桒原教授は今回の快挙について分かりやすく説明してくれる。

「昔は一枚の写真を手に入れるにしても、撮影してカメラ屋さんに持ちこみ、現像・焼き付けをしてもらい、数日後に取りに行きました。今では個人のスマホで撮り、インターネットで個人のパソコンで即座にプリンアウトできます。それくらいの違いがあります」

専門の技師と検査器に頼る必要がないため、一般外来や空港検疫、イベント会場などでの活用が見込まれている。さらに咽頭拭い液を必須とせず唾液やたんからも検出できるため、検体採取に伴う医療従事者への感染リスクも低減できるという。

第2波に対応

世界保健機関(WHO)は、感染者の40%が無症状患者から感染しているとの研究例を示している。「新検査法が実用化されれば、これらを一気に判別し、新たな感染を未然に防ぐ手立てになり得るのです。秋口までに量産体制が整えば、第2波に対応できるのではと思っています」と桒原教授。

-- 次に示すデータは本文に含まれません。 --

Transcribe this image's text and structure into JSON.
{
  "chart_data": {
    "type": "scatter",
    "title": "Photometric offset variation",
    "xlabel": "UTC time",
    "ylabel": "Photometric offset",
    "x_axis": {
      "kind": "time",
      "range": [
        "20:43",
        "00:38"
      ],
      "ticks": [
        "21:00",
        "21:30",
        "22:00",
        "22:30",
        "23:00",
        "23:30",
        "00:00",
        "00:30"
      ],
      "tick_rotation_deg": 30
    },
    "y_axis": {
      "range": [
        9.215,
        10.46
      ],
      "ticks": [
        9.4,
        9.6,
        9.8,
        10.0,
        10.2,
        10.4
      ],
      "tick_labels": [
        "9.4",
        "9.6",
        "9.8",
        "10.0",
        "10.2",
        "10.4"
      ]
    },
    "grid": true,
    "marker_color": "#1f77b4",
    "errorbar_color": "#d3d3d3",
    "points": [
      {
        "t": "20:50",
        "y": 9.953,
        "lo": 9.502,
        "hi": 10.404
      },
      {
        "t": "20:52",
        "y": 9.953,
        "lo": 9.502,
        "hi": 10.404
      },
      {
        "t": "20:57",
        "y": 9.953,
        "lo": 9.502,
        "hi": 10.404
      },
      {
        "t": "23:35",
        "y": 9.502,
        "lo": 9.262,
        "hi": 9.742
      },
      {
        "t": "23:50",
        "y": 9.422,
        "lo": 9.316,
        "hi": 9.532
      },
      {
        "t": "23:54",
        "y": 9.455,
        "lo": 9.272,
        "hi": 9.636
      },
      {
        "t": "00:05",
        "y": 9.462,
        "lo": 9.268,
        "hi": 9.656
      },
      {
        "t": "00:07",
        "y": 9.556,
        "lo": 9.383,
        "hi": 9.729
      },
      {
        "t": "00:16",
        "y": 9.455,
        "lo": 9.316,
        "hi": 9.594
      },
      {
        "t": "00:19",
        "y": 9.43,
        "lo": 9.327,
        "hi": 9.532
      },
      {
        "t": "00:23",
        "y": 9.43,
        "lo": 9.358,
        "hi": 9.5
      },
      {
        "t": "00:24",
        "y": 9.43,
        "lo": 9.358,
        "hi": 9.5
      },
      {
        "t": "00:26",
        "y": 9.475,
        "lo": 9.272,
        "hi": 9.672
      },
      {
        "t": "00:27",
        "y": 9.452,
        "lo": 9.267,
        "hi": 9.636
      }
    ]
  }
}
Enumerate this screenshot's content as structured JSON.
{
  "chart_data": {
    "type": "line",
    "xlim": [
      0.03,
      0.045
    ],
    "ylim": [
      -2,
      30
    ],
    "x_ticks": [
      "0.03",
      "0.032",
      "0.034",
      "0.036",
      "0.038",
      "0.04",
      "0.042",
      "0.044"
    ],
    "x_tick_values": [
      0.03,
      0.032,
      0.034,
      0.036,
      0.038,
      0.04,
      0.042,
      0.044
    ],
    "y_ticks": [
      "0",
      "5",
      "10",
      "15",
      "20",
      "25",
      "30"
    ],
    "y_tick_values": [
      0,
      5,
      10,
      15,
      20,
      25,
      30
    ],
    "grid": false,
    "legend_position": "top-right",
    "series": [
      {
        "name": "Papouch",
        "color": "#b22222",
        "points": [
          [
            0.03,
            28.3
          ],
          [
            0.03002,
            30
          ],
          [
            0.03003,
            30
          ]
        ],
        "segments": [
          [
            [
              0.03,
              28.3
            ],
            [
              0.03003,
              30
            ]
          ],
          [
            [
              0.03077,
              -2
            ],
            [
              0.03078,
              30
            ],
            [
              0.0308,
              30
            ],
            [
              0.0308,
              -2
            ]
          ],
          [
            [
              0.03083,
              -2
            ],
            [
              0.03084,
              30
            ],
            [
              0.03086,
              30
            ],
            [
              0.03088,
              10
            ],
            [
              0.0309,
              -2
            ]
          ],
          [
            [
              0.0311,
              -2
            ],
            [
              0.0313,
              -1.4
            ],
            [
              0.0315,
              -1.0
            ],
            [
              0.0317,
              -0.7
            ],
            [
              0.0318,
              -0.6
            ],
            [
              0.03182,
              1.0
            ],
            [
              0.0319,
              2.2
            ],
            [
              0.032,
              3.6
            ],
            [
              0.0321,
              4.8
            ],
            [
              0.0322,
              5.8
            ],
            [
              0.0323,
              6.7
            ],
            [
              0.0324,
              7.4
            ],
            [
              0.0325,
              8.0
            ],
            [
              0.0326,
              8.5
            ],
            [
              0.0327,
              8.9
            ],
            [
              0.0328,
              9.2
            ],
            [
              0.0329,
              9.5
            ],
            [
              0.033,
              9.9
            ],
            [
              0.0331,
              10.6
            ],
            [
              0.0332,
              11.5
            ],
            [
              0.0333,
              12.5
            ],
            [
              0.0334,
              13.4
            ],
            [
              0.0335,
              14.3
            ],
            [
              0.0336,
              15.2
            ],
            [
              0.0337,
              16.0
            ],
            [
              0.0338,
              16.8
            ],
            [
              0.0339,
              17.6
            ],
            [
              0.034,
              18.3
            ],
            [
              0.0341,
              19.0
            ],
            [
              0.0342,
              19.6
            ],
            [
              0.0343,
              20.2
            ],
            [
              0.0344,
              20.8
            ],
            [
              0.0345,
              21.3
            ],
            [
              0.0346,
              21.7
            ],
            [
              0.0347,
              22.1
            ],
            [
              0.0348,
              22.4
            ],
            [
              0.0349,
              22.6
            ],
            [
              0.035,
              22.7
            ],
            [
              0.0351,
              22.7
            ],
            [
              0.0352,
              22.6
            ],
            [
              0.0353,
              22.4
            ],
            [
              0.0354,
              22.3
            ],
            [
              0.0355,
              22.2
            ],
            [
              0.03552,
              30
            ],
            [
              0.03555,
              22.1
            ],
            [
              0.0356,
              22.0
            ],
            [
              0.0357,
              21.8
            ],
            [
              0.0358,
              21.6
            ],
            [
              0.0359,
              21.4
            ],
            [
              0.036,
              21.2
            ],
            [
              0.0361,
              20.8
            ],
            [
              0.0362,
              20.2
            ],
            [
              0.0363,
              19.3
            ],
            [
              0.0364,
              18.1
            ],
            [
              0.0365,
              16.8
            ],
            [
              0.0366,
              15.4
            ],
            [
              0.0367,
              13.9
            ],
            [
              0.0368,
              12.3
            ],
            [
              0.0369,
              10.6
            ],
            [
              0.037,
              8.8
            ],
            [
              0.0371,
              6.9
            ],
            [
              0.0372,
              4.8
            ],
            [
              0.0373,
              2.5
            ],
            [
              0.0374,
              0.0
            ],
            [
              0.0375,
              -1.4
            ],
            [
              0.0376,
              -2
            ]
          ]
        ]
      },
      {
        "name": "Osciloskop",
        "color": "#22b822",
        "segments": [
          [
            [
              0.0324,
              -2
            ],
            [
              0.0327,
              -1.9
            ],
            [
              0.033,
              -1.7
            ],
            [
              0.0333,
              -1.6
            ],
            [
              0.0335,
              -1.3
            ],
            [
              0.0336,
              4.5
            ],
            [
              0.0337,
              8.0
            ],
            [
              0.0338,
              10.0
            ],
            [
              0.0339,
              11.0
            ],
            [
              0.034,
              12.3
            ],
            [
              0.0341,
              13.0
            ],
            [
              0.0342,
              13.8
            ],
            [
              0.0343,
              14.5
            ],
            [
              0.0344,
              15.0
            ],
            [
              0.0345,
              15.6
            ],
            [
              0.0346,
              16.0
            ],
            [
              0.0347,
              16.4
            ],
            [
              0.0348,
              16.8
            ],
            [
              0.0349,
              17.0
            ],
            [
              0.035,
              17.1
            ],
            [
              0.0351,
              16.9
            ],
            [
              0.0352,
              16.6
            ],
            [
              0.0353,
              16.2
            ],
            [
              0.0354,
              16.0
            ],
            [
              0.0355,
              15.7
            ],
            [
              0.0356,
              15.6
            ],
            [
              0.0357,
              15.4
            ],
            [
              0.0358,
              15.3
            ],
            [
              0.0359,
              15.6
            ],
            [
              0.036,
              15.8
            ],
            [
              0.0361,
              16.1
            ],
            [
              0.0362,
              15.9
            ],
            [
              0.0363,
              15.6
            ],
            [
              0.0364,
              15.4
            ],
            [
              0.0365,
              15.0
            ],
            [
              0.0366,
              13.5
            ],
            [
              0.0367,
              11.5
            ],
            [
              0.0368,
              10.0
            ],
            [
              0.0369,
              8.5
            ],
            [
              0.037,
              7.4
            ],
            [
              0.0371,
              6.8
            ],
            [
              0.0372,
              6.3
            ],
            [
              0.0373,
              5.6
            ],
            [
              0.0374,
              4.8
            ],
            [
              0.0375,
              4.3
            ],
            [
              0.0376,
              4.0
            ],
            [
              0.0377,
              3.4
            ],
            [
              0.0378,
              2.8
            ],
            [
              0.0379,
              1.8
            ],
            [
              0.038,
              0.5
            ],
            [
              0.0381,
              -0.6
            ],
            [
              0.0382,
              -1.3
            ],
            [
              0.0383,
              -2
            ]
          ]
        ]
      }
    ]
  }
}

塩野義製薬は臨床試験などを速やかに実施した上で、体外診断用医薬品として薬事承認の取得を目指す方針だ。

がんにも応用

新検査法の威力はこれにとどまらない。

「がんの術中迅速判断に応用できます。今は手術中に病理切片を採って標本を作り、病理医が判断していますが、熟練を要し、人により判断が違うというリスクもあるそうです。十数分で良性か悪性か分かれば切除範囲もその場で判断できます」

スーパー銭湯のレジオネラ菌や弁当や給食をつくる食品工場での雑菌検査、競技スポーツのドーピング検査、ノロウイルスの拡大を防ぐ老人ホームなどにも応用範囲が広がるという。

人間界だけではなく動植物も恩恵を受けそうだ。「豚コレラ、口蹄疫、鳥インフル、果樹ウイルスは、今は感染すれば即、大量殺処分されますが、病気のものだけに対応し、あとは温存できます」

早期の実用化を期待してやまないのは人類だけではないかもしれないのだ。

癒やしは珈琲で

新検査法のキットを手に研究室で(2020年7月6日)撮影・取材

新検査法のキットを手に研究室で(2020年7月6日)

大の珈琲好き。研究室の片隅には伊デロンギ社のエスプレッソマシンやスイス・ネスレのコーヒーマシンが陣取る。メディアの取材攻勢が続く中、一杯の珈琲だけが、唯一のくつろぎとなる日々が続きそうだ。

桒原正靖(くわはら・まさやす)教授
平成6年岡山大工学部卒。11年同大学院自然科学研究科博士課程修了。博士(学術)。
米バージニア大博士研究員などを経て、21年群馬大大学院理工学府准教授。30年から本学文理学部教授。日本化学会、米国化学会など所属。広島県出身。